The current tug of war between the government and the opposition parties, including PTI in the backdrop of Panama Leaks, is also clearly an attempt at a witch-hunt. Whatever has transpired during the course of the controversy over the issue points to that direction. I have in my writings maintained that nothing will come out of this scandal due to a variety of reasons, including flaws in our own laws and Pakistan not being a member of any international arrangement to enable it to ferret out the truth. Even if a commission is formed it will not be able to unravel all the details that would lead to incriminating evidence against all those identified by the Panama Leaks including stalwarts of all the parties. We may need legislation to seek membership of OECD to have any chance of obtaining necessary information. The opposition knows this reality fully well. Their only purpose to make the hullabaloo on the issue is to embarrass and denigrate the family of the Prime Minister. One of my friends and a renowned columnist referring to the on-going deadlock between the government and the opposition on the formulation of the TORs, has used the best ever expression in the Punjabi language‘Paniwich Madani’ (a stirrer in the water)about the outcome of the exercise. The expression explains the reality that no matter how long you use the stirrer in the water, you are not going to get butter.

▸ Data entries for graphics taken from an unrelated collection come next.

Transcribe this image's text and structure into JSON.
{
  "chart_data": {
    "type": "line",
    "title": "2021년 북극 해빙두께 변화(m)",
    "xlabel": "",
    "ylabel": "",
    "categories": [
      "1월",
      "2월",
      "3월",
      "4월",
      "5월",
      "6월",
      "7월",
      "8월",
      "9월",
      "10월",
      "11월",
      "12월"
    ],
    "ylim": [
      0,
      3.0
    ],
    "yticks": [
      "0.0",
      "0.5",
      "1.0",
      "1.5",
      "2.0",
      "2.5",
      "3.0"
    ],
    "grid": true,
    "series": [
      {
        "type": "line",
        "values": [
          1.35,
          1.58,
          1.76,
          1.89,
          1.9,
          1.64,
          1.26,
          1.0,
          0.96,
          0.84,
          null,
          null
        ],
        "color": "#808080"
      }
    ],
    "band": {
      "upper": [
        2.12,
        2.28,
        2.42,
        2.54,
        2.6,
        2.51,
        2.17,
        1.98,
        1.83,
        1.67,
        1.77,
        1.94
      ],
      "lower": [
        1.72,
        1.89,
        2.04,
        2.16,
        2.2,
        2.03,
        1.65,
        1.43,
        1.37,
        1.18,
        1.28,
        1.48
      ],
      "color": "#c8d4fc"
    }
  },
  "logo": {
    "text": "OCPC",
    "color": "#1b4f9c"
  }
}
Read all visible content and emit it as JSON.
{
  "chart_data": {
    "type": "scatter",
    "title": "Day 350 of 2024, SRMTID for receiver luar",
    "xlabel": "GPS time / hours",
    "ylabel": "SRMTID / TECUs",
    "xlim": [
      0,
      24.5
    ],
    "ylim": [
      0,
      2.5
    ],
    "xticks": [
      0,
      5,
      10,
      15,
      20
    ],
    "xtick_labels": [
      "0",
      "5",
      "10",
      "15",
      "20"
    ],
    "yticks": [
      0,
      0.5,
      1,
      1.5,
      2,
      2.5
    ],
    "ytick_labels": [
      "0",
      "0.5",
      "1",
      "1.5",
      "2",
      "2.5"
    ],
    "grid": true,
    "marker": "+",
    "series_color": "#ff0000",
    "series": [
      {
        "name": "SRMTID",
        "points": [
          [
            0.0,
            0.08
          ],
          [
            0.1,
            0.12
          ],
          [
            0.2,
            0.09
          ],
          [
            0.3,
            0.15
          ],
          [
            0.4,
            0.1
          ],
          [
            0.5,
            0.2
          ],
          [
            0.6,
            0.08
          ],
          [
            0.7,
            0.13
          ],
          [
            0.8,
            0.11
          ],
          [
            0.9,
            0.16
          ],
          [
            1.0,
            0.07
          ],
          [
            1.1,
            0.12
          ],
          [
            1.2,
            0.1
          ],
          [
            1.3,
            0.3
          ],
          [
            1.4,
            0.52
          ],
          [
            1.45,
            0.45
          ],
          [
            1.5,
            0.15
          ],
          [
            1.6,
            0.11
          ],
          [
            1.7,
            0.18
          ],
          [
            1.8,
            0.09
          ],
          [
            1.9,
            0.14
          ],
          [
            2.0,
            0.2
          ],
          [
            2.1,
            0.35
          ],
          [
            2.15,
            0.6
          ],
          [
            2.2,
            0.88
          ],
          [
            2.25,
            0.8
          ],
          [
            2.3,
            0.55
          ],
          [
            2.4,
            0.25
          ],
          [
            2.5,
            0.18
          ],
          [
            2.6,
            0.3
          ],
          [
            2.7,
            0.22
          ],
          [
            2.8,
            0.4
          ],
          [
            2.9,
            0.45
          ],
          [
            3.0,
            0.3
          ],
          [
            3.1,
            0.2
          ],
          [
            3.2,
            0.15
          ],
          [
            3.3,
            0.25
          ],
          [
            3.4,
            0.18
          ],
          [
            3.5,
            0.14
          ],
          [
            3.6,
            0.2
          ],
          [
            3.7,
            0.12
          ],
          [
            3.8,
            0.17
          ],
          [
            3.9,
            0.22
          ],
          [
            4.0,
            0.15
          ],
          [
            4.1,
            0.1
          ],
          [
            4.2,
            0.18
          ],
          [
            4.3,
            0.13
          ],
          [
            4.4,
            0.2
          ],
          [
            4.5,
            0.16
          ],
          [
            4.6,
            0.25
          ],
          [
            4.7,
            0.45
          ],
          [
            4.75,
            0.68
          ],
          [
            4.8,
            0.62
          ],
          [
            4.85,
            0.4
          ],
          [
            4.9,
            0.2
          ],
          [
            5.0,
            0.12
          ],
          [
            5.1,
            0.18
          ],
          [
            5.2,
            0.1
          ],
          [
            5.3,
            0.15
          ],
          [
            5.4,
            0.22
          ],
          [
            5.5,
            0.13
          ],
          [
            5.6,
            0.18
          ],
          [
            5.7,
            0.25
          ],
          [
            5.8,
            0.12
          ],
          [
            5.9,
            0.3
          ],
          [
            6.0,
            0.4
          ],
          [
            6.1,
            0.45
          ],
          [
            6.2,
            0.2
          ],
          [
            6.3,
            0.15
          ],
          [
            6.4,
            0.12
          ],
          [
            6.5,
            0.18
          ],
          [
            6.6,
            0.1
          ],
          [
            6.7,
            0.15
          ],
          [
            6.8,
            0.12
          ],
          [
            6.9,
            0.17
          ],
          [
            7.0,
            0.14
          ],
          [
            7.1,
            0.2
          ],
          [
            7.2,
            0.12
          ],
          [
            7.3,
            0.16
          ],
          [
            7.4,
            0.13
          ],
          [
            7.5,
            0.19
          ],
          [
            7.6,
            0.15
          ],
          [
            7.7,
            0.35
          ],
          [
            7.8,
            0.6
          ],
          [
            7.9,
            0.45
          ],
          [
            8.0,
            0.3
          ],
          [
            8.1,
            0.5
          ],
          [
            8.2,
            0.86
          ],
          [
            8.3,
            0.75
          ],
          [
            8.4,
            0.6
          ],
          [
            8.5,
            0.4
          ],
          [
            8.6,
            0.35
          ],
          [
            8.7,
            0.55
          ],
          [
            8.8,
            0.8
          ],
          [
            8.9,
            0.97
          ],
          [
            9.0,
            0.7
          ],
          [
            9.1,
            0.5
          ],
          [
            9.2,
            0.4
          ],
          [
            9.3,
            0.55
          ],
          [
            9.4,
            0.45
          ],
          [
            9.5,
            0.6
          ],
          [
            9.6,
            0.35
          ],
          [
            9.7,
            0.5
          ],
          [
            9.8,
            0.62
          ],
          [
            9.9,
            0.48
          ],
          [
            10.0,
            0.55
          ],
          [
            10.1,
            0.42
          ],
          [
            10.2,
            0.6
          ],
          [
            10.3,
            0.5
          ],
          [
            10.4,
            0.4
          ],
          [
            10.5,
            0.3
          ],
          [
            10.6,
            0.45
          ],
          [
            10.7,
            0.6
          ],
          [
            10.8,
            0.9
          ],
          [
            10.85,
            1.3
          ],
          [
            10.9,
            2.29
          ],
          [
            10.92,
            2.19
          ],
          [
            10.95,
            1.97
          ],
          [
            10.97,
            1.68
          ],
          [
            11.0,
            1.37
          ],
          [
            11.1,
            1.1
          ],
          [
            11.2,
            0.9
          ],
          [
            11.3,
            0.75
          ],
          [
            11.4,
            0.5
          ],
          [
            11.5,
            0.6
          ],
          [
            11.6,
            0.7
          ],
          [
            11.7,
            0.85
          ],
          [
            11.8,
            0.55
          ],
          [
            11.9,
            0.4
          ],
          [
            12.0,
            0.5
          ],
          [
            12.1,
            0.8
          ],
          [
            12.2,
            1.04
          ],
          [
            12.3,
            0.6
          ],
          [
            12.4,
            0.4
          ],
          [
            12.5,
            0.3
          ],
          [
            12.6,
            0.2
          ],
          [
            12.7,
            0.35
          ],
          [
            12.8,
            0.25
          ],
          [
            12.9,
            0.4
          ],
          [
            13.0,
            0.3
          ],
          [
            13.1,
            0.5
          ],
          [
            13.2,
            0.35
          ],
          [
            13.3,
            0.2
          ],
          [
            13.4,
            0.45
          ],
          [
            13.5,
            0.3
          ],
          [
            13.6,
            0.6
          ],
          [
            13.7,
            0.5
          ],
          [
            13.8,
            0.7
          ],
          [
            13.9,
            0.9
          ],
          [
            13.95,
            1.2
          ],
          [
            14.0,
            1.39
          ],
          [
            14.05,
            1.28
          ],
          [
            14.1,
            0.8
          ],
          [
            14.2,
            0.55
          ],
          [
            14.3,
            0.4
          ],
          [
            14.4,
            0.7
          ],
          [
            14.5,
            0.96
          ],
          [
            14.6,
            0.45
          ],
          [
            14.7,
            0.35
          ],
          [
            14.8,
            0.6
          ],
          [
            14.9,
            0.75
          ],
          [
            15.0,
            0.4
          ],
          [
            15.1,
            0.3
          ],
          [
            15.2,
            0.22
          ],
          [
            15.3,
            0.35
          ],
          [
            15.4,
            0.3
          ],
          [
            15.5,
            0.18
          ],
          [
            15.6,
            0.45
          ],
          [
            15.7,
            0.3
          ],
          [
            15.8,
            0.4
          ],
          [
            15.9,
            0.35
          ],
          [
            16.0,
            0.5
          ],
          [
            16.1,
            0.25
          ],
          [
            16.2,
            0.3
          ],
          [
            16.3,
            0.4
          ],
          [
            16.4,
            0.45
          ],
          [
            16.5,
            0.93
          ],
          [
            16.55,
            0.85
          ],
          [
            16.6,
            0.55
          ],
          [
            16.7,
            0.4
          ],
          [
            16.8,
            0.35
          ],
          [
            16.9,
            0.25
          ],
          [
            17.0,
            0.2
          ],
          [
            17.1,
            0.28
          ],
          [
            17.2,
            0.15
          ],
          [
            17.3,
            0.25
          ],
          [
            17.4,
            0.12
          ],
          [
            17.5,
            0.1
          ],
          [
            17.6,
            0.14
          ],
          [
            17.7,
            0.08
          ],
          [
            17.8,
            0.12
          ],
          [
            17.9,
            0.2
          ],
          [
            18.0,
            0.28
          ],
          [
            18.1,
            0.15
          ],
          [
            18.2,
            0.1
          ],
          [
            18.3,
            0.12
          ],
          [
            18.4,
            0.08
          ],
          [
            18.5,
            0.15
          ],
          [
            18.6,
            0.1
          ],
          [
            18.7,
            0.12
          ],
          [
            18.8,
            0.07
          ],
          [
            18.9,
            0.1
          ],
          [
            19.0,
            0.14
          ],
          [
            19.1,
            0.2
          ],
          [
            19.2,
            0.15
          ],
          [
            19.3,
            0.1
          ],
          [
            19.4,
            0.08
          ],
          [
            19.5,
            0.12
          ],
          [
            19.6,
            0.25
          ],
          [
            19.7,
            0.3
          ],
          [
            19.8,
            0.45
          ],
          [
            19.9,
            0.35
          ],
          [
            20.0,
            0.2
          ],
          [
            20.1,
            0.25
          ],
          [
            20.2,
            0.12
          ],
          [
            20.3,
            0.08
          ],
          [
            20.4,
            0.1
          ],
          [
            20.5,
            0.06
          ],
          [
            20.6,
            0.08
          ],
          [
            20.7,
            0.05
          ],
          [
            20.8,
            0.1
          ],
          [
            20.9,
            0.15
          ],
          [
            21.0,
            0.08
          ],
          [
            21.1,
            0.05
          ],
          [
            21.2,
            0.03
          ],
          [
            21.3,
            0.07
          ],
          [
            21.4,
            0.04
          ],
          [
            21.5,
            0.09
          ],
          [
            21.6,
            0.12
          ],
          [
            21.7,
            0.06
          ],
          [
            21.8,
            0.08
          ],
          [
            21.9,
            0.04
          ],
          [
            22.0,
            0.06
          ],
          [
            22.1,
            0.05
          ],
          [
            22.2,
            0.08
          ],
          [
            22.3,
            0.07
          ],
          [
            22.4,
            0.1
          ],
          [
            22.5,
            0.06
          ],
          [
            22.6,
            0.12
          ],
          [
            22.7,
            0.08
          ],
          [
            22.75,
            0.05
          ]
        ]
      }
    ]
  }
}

Nonetheless, the Panama Leaks have provided a good opportunity to our politicians to show their sincerity in dealing with the phenomenon of corruption. If they really want to end corruption they will have to go for development of an anti-corruption system that ensures across the board accountability of politicians, Khakis, judges, bureaucracy and the entire public representative under the same law. There is also a national consensus on giving top priority to elimination of corruption. So instead of digging bones out of the decades old graves to target a particular person or a party and wasting the time of the nation, the focus should be on plugging the loopholes in the system to prevent corruption in the future.

Prime Minister Nawaz Sharif in his address to the national assembly while trying to clear the position of his family regarding Panama Leaks, did emphasize the need for wider accountability by forming a national body to deal with the issue on permanent basis in addition to probing into Panama Leaks. The position taken by the government more or less seems quite reasonable and a recipe for dealing with corruption on permanent basis. Our salvation as a nation lies in making joint and dedicated efforts in subduing the number one enemy of the country: Corruption. Politicking must give way to honesty of purpose. National interests must get ascendency over narrow political ends. Making rattling noises and raising accusing fingers at each other without really wanting to deal with the real issue, is not going to take us anywhere. Such a behavior will keep hurting the Quaid.

Our rulers, both the military dictators and the politicians, are equally responsible for the phenomenal corruption that has infected the entire social fiber.